Linguagem corrupta e paixão da verdade de Bento XVI
Falar de Bento XVI e doutros papas pode levar à confusão. Ouvi vários especialistas e teólogos a pôr em foco aspetos pastorais dos pontificados de papas até João XXIII e de Paulo VI, João Paulo I, João Paulo II, Bento VI e agora Francisco. A tentação é pôr um na ribalta e outro na sombra. Alguns comentadores deixam a impressão de que a Igreja só será a de Cristo com as alterações que eles propõem, como se a Igreja deste ou daquele tempo ou papa não valesse por lhe faltar o que eles propõem. Como se no Calvário a Igreja não fosse já a de Cristo, pequeno rebanho sem excluir os afastados por medo. Querer mudar a Igreja por outra já foi tentado e não tem sido fácil reparar alguns males com o ecumenismo.
Bento XVI tentou unir a fé à razão e à ciência com clareza de linguagem quando, fora e dentro da Igreja, o pensamento se contaminava de cientismos e ideologias. Ainda cardeal, levantou um alerta contra a “ditadura do relativismo que nada reconhece como definitivo” (8.04.2005). A corrupção da linguagem e pensamento acompanha o relativismo como, talvez, uma das maiores crises atuais. O helenismo clássico e cristão do Logos nos primeiros séculos ajudou a encontrar termos adequados para algumas verdades da fé cristã. O concílio ecuménico de 325, o primeiro, sobre o arianismo que negava a divindade de Cristo será celebrado em 2025.

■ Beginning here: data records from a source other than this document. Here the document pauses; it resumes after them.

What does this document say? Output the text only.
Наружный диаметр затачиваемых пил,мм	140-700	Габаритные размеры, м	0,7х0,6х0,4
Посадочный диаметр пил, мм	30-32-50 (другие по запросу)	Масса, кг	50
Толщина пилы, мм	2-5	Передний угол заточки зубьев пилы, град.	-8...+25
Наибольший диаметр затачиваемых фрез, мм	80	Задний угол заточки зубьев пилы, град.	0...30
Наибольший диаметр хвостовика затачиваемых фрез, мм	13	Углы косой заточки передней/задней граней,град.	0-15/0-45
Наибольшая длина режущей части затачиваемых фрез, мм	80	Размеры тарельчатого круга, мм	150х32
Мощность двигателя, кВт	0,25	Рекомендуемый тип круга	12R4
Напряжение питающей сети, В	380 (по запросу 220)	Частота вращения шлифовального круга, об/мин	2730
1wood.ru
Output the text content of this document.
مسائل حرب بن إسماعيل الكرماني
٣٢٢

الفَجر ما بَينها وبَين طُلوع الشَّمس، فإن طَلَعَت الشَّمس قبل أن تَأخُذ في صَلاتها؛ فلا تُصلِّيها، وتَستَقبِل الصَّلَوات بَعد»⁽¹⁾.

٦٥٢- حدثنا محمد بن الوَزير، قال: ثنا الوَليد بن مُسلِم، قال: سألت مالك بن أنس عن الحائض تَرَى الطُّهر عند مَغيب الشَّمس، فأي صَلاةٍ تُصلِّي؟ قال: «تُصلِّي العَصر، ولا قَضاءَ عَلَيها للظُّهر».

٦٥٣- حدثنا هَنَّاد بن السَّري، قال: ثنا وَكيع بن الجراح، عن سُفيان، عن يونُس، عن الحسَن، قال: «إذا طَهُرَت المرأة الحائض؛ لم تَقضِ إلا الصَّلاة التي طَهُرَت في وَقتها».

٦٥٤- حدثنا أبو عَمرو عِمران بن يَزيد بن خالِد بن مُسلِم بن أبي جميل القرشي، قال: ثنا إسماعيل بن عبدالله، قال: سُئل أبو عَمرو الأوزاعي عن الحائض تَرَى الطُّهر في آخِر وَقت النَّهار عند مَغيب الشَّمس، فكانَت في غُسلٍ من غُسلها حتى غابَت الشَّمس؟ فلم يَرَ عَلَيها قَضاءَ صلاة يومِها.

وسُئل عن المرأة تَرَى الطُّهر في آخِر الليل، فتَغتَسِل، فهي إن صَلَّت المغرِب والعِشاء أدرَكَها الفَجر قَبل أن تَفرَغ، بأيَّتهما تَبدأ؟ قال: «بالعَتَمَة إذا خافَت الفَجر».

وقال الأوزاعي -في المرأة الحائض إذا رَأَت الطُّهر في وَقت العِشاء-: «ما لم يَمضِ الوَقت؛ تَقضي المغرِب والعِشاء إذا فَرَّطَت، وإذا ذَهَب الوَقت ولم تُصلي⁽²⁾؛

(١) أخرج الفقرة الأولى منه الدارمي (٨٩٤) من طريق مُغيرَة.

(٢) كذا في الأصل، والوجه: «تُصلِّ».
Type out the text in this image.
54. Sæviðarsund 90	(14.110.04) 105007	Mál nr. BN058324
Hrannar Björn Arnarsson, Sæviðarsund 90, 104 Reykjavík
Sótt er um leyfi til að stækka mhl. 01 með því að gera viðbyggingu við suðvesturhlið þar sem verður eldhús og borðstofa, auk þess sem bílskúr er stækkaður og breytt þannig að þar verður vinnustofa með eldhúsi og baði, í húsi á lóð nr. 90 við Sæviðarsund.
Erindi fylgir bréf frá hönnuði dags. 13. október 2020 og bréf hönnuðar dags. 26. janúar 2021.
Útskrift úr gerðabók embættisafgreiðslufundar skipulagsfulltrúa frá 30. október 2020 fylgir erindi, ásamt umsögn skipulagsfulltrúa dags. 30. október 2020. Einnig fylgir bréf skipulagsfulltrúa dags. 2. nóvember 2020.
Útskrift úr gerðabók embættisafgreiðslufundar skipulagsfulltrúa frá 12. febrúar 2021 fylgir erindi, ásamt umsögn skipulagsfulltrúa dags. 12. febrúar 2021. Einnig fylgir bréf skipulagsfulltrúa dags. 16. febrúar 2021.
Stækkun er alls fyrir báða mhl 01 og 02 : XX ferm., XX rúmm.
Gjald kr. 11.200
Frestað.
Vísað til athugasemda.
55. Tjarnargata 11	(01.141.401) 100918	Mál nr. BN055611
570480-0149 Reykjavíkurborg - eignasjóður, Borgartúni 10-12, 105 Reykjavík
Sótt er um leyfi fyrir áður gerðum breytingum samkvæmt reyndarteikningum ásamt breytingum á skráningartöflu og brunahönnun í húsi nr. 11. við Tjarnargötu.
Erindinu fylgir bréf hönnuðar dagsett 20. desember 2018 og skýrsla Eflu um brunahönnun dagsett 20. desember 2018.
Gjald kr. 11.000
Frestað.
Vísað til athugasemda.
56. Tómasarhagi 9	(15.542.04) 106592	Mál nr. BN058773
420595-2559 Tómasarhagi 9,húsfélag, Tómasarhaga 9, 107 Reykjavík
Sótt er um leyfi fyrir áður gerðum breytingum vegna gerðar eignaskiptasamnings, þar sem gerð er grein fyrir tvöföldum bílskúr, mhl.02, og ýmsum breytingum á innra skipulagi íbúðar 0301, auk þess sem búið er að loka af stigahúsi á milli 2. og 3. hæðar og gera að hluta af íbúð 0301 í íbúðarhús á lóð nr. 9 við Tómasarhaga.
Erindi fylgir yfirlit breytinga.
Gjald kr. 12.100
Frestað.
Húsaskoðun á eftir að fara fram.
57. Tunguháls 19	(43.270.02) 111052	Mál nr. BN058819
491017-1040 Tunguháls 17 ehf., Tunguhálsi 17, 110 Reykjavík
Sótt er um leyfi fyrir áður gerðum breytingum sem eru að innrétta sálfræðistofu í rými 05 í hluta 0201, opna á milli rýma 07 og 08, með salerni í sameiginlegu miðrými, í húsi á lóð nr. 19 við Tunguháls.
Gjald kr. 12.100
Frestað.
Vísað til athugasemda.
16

Este ano inicia-se no meio de crises, umas da maldade humana e outras dos gemidos da natureza associadas às primeiras; duas dezenas de guerras, algumas menos divulgadas, a pandemia e a corrupção da linguagem e do pensamento. Os livros 1984 e Animal Farm de Orwel descrevem a ditadura que é também de corrupção da linguagem. Esta avoluma a confusão, incertezas, medos e ansiedades. Com ela, as ideologias do liberalismo, totalitárias, marxista e nazista, contaminam o pensar científico, a racionalidade e a expressão da fé. O divulgado testamento espiritual de Bento XVI e o título do livro do secretário de Bento XVI “Nada mais que a verdade” focam esta crise. Em 12 de setembro de 2008, nos Bernardins em Paris, Bento XVI insistiu na importância de os católicos assumirem a razão. A Palavra de Deus (Logos), vai sendo rebaixada ao nível de opinião, ao passo que as corruptelas do pensar tornam-se dogma, como tantas das expressões da ideologia do género. Bento XVI já em 2010 afirmou em audiência geral que «o Povo de Deus precede os teólogos (…) graças àquele sensus fidei sobrenatural, ou seja, àquela capacidade infundida pelo Espírito Santo, que habita e abraça a realidade da fé, com a humildade do coração e da mente (…) são "magistério que precede". "Existem grandes teólogos» para quem o essencial permaneceu escondido! E, pequeninos que conheceram este mistério (Aud. Geral, 7 de julho 2010).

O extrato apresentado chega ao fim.